Perth wave plant takes shape

Published

Australian marine renewables firm Carnegie Wave Energy is to start pipeline laying this week on its Perth Project, offshore Garden Island, Western Australia, following completion of offshore foundation installation activities.

The Perth Wave Energy Project (PWEP) will be the first commercial-scale grid-connected wave energy project and desalination plant to use Carnegie’s CETO wave energy technology.

PWEP will involve the installation and operation of four to eight submerged CETO units attached to the sea floor. These are connected to two small diameter pipelines, laid on the seabed and trenched through the immediate shoreline, that run back to a shore-based power generation facility located within a pre-disturbed and disused quarry on Garden Island.

Work on subsea drilling and installation of pile type foundations for the project started in December, using the foundation installation vessel Endeavour (previously named the Eunsung 1200), operated by Fugro Seacore (pictured above).

Geotechnical conditions, and suitability of the pile design and the installation approach were confirmed and the subsea drilling and installation of all pile type foundations was completed over the past weekend.

The CETO system operates under water, away from storms and invisible from the shore. Fully submerged buoys are tethered to seabed pump units. These buoys move with the motion of the passing waves and drive the pumps. The pumps pressurize water which is delivered onshore via a subsea pipe.

Onshore, high-pressure water is used to drive hydroelectric turbines, generating zero-emission electricity. The high-pressure water can also be used to supply a reverse osmosis desalination plant, replacing or reducing reliance on greenhouse gas-emitting, electrically-driven pumps usually required for such plants.

The technology is also capable of generating power offshore should the specific characteristics of a project site require it.

PWEP is supported by AUD$13.1m in Australian Government funding through the Australian Renewable Energy Agency’s Emerging Renewables Program.

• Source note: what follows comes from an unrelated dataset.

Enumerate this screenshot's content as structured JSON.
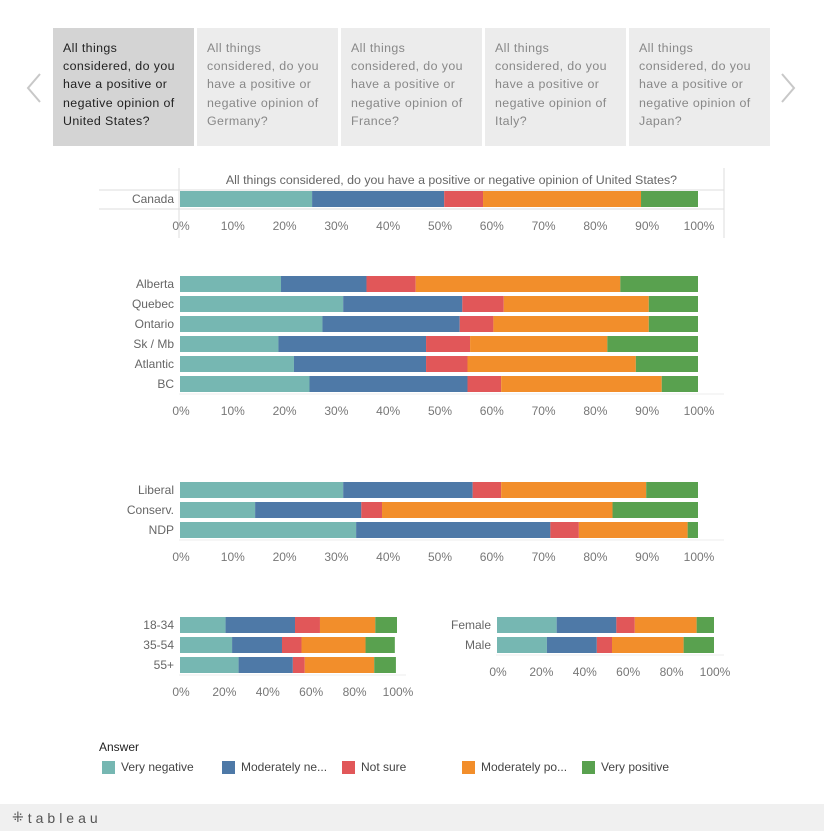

PWEP is supported by $7.3 million from the Government of Western Australia's Low Emissions Energy Development (LEED) Fund. This is part of a larger $10 million LEED grant, awarded to Carnegie by the Western Australian Government, to support the development of the CETO technology from concept through to completion of PWEP.

The desalination pilot is supported by a $1.27m AusIndustry grant from the Clean Technology Innovation Program.